Dan Colby is a Black restaurant worker and single caregiver of a teenage son and grandson. A few summers ago, police in north Georgia pulled Colby over for a broken taillight, which led to a driving without a license charge. Without counsel, Colby pled guilty to both charges in a misdemeanor court. The court imposed a $575 fine, and the judge asked if Colby could pay his fine before leaving court that day. Colby could not, and, for that reason alone, the court ordered him to serve 12 months of probation. With probation came a community service requirement, monthly reporting to a probation officer, and monthly supervision fees to a for-profit probation company. Colby’s inability to pay $575 on the day of court nearly doubled his court debt.
Nevertheless, Colby completed his community service hours the following month. He also made timely payments and reported as required for months. But things took an unfortunate turn when Colby had major back surgery that temporarily left him in a body cast. And then the restaurant where Colby worked closed, and he lost his job. His timely payments to the for-profit probation company stopped.
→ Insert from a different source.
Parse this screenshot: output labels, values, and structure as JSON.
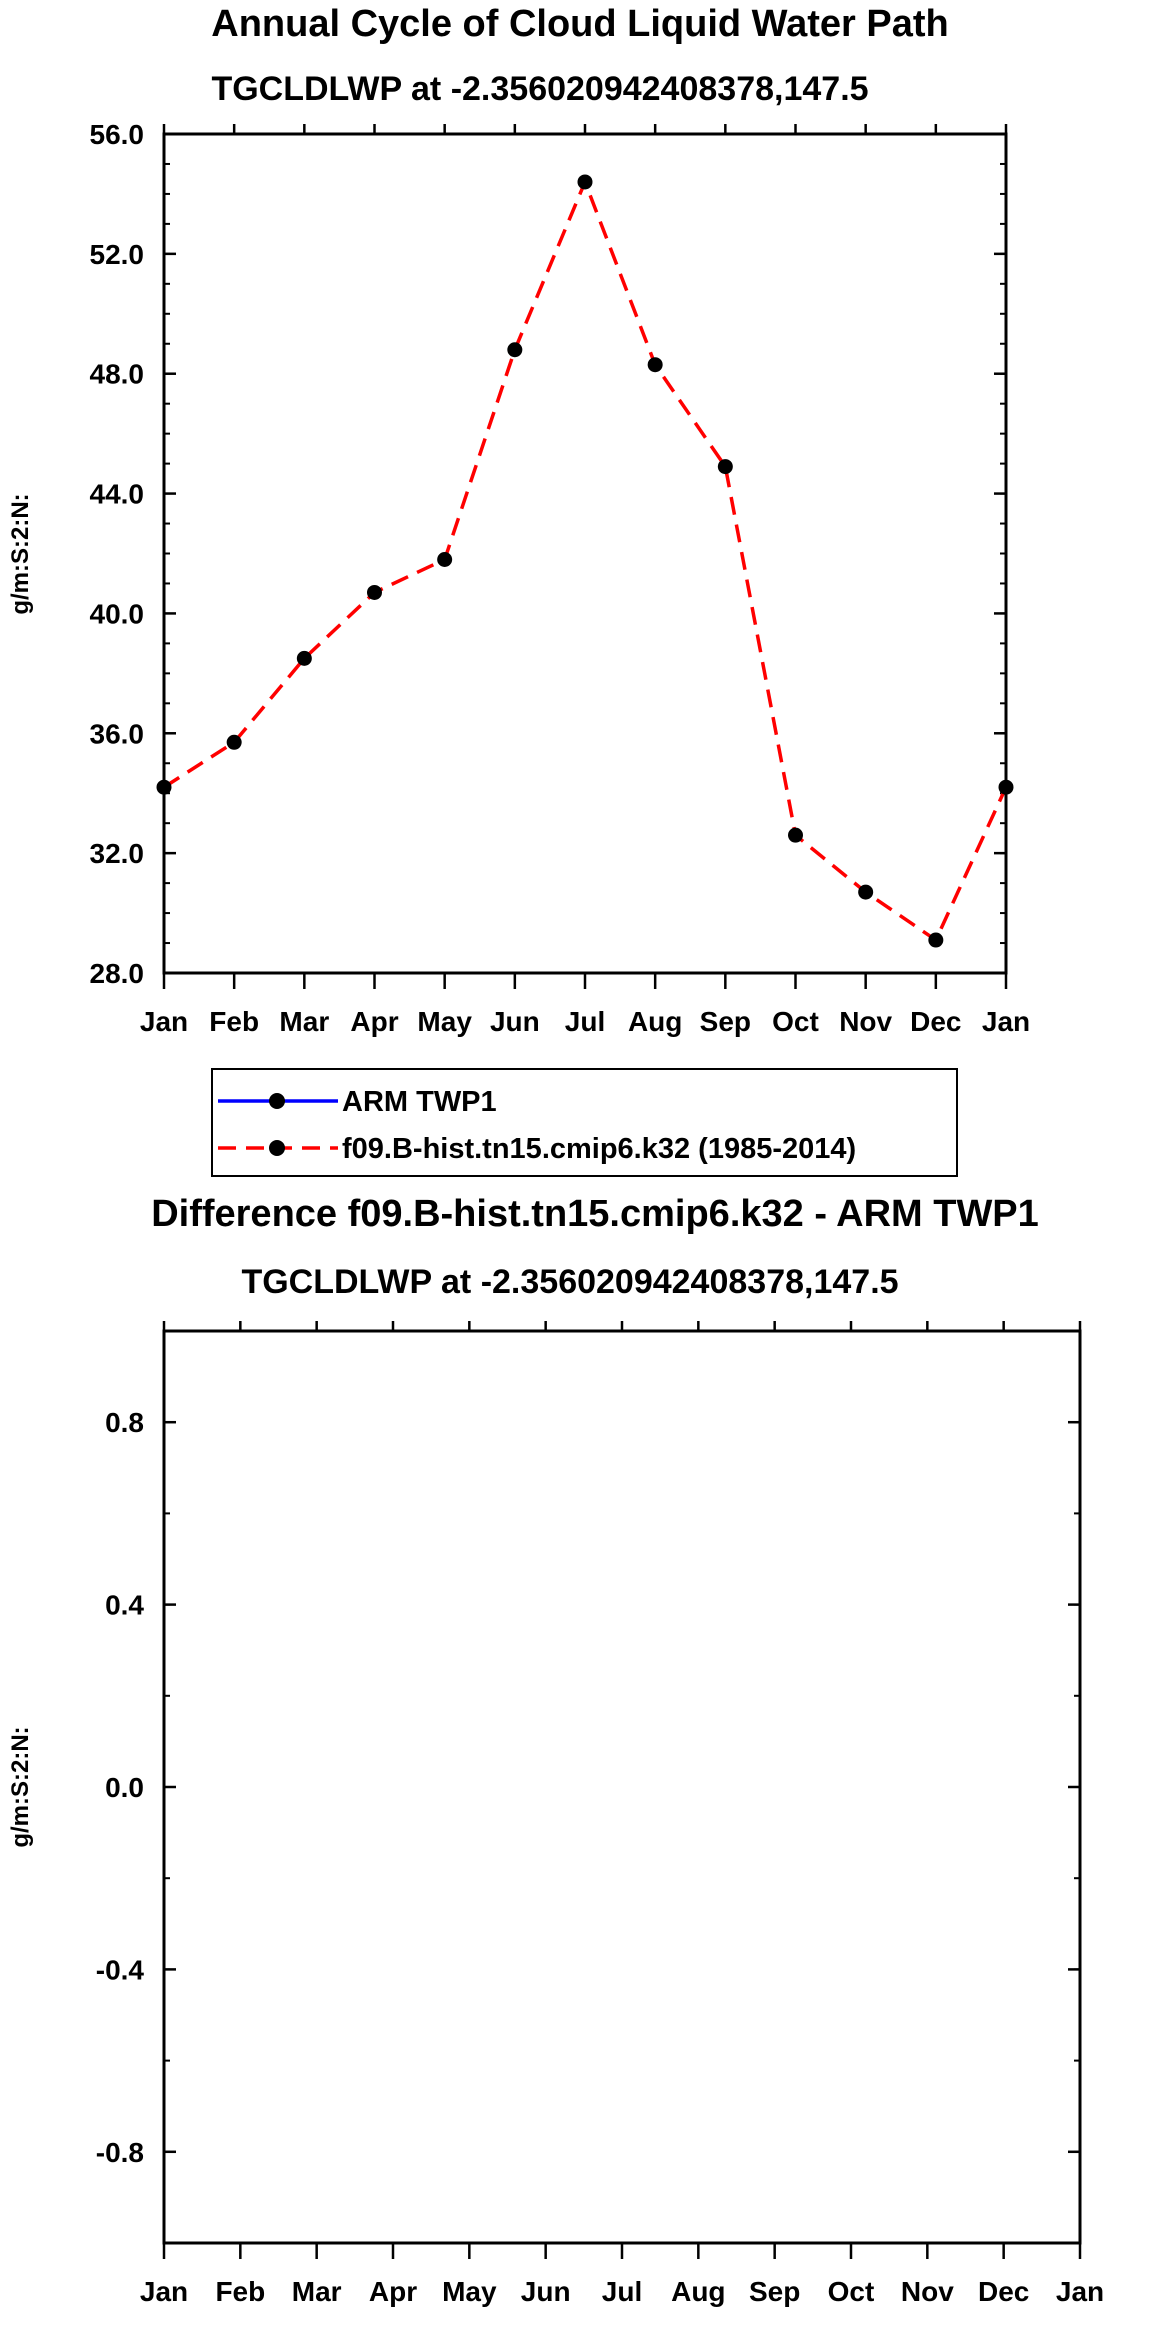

Colby explained to his probation officer that his limited income was preventing him from making payments. Rather than respond with empathy and help Colby develop a plan to find a new job, the officer went to the court and obtained an arrest warrant. In executing this warrant, sheriff’s deputies went to Colby’s home at 4 a.m., arrested him, and took him to jail for no other reason than his inability to pay fines and probation fees. Georgia’s Division of Family and Children Services arrived soon after, taking Colby’s son and grandson and putting them in foster care. The Atlanta-based Southern Center for Human Rights took legal action to prevent future arrests and family separations stemming from Colby’s court debt, and Colby’s probation was terminated as a result.
Though he no longer has to worry about the life-shattering effect of unpaid traffic fines, Colby’s experience reminds us that poverty traps people in our legal system long after conviction and too often for vehicle and traffic violations.